The legend of the Amber Room persists because there are just enough conflicting reports and tantalizingly obscured trails to set imaginations alight. Over the past decade alone, headlines have trumpeted the news that treasure hunters have found the priceless room or pieces of it. The mysterious Mr. X in Bremen, who attempted to sell one of the mosaics, turned out to be Hans Achterman, the son of a Wehrmacht truck driver who claimed to have helped pack the room during one of its many escapes. (The mosaic hung above the man’s couch in his apartment for years before being relegated to the basement. The son told reporters he did not like the look of it.)

There are compelling reasons to believe the room might have escaped the conflagration at Königsberg. The Nazis were known to hide valuable items across the globe in an attempt to confuse pursuers, such as the Minden, scuttled near Iceland with $110 million worth of gold from the Dresden Bank in its belly. In 2020, the Karlsruhe was found sunk off the coast of Poland containing military vehicles and crates that could possibly hold remnants of the amber panels.

It’s entirely possible the room is still out there but its story may also turn out to be comparable, in the end, to the search for Anastasia, Grand Duchess of Russia and youngest daughter of Tsar Nicholas II. Long rumored to have survived her family’s bloody assassination in 1918, the search for her lasted nearly a century and featured a steady string of impersonators, false claims, and wild theories. The truth was that Anastasia died in Yekaterinburg together with her family, but as long as there was some doubt, legend persisted that she had escaped.

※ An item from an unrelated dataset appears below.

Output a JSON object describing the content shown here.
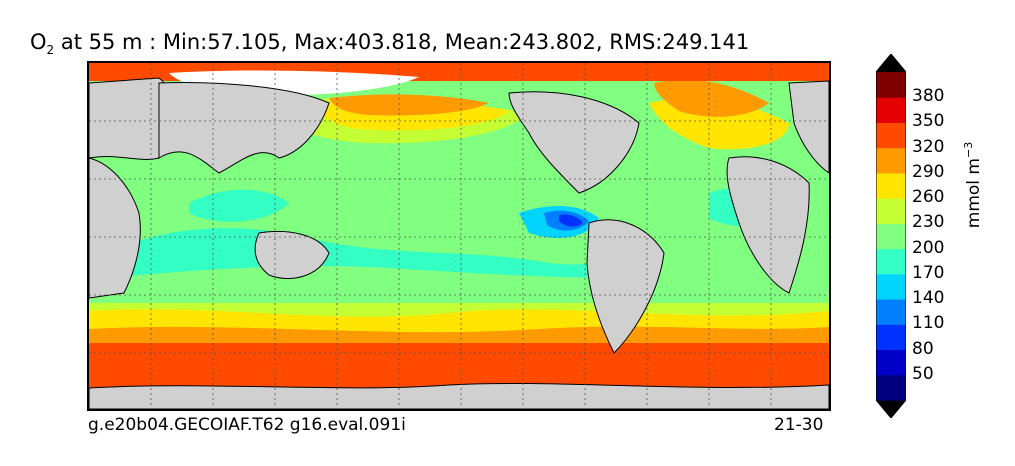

A craftsman demonstrates some of the techniques used to reconstruct the Amber Room at Catherine Palace; it opened to the public in 2003 but the original masterpiece remains lost.
A craftsman demonstrates some of the techniques used to reconstruct the Amber Room at Catherine Palace; it opened to the public in 2003 but the original masterpiece remains lost. Irina Motina/Xinhua via Getty Images

Where there is no body and no answers, all answers are possible and our collective imagination runs wild. It’s why cold cases are more exciting than closed ones, and why lost treasures have the power to fascinate while those found might garner barely a glance in a crowded museum exhibition.

A reproduction of the Amber Room exists today. Artisans have built a version of it in the Catherine Palace using the same techniques as the amber craftsmen of the 1700s. (It is a wonder of its own, made possible through a financial alliance between Germany and Russia.)

But the real Amber Room, the one whose panels soaked in the perfumes of Catherine the Great and echoed the voices of the greatest minds and leaders of Europe, that room remains lost. Perhaps it is gone forever, lying at the bottom of an ocean, slowly succumbing to seawater and decay. And maybe it’s just as well it has a little peace now. The room has seen wars and bloodshed aplenty.